GO:OD AM was supported by two singles: "100 Grandkids" and "Weekend". Miller began his international tour in support of the album on September 20, 2015, which started at his hometown of Pittsburgh, Pennsylvania. The album received generally positive reviews from critics, and debuted at number four on the US Billboard 200.

==Background==
On January 14, 2014, Miller announced that he was parting ways with Rostrum Records. On May 11, 2014, Miller released his eleventh mixtape Faces. On October 21, 2014, news surfaced that Miller signed a recording contract with Warner Bros. Records, including a distribution deal for his label REMember Music. On July 30, 2015, Miller announced that he had completed his third studio album. On August 5, 2015, he revealed the album title, release date, as well as a music video for the lead single "100 Grandkids".

==Release and promotion==
On September 4, 2015, Miller released a mobile app that functions as an alarm and plays snippets of new music leading up to the album's release. Fans can also purchase a Breakfast Special Edition of the LP, packaging in a cereal box complete with cereal, a plastic cereal bowl, and a surprise item in addition to the CD and digital download. In the days leading up to the album's release, Miller hosted a series of free social events to promote the album, deemed Homecoming Weekend. The festival culminated with the album release show and subsequent international tour. Miller toured internationally in support of the album on The GO:OD AM Tour, and it started at his hometown of Pittsburgh, Pennsylvania.

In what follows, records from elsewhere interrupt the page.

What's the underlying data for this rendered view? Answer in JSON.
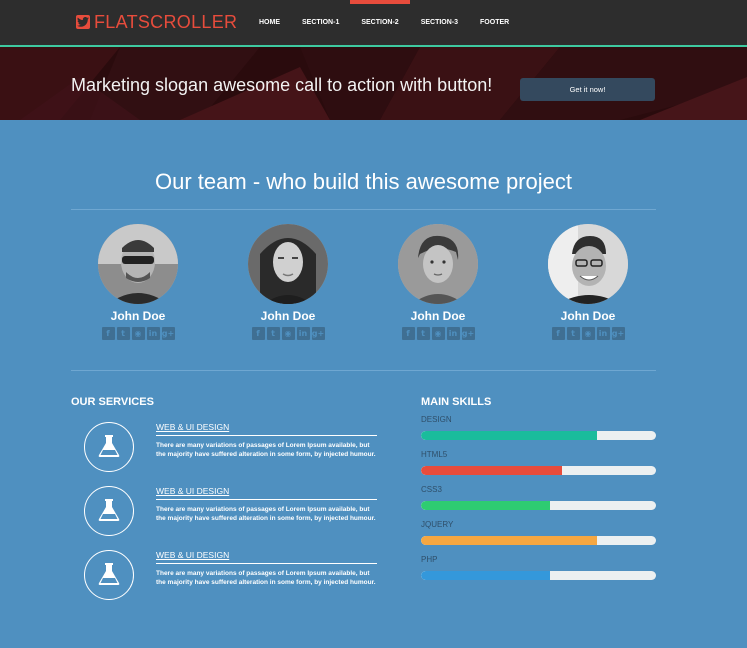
{
  "brand": {
    "name": "FLATSCROLLER",
    "icon": "twitter-icon",
    "color": "#e74c3c"
  },
  "nav": {
    "items": [
      "HOME",
      "SECTION-1",
      "SECTION-2",
      "SECTION-3",
      "FOOTER"
    ],
    "active": "SECTION-2"
  },
  "hero": {
    "slogan": "Marketing slogan awesome call to action with button!",
    "button_label": "Get it now!"
  },
  "team": {
    "title": "Our team - who build this awesome project",
    "members": [
      {
        "name": "John Doe"
      },
      {
        "name": "John Doe"
      },
      {
        "name": "John Doe"
      },
      {
        "name": "John Doe"
      }
    ],
    "social_icons": [
      "facebook-icon",
      "twitter-icon",
      "github-icon",
      "linkedin-icon",
      "google-plus-icon"
    ]
  },
  "services": {
    "heading": "OUR SERVICES",
    "items": [
      {
        "title": "WEB & UI DESIGN",
        "text": "There are many variations of passages of Lorem Ipsum available, but the majority have suffered alteration in some form, by injected humour.",
        "icon": "flask-icon"
      },
      {
        "title": "WEB & UI DESIGN",
        "text": "There are many variations of passages of Lorem Ipsum available, but the majority have suffered alteration in some form, by injected humour.",
        "icon": "flask-icon"
      },
      {
        "title": "WEB & UI DESIGN",
        "text": "There are many variations of passages of Lorem Ipsum available, but the majority have suffered alteration in some form, by injected humour.",
        "icon": "flask-icon"
      }
    ]
  },
  "skills": {
    "heading": "MAIN SKILLS",
    "items": [
      {
        "label": "DESIGN",
        "level": 0.75,
        "color": "#1abc9c"
      },
      {
        "label": "HTML5",
        "level": 0.6,
        "color": "#e74c3c"
      },
      {
        "label": "CSS3",
        "level": 0.55,
        "color": "#2ecc71"
      },
      {
        "label": "JQUERY",
        "level": 0.75,
        "color": "#f5a742"
      },
      {
        "label": "PHP",
        "level": 0.55,
        "color": "#3498db"
      }
    ]
  }
}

A 10th anniversary edition of the album, featuring 3 additional songs, was released on October 3, 2025.

===Singles===
The album's first single, "100 Grandkids", was released on August 7, 2015. On August 7, 2015, the music video was released for "100 Grandkids". The album's second official single, "Weekend" featuring Miguel, was released January 11, 2016.

===Promotional singles===
The album's first promotional single, "Break the Law", was released on August 17, 2015. The album's second promotional single, "Clubhouse", was released on September 10, 2015.

==Critical reception==

GO:OD AM was met with generally positive reviews. At Metacritic, which assigns a normalized rating out of 100 to reviews from professional publications, the album received an average score of 71, based on 14 reviews. Aggregator AnyDecentMusic? gave it 6.7 out of 10, based on their assessment of the critical consensus.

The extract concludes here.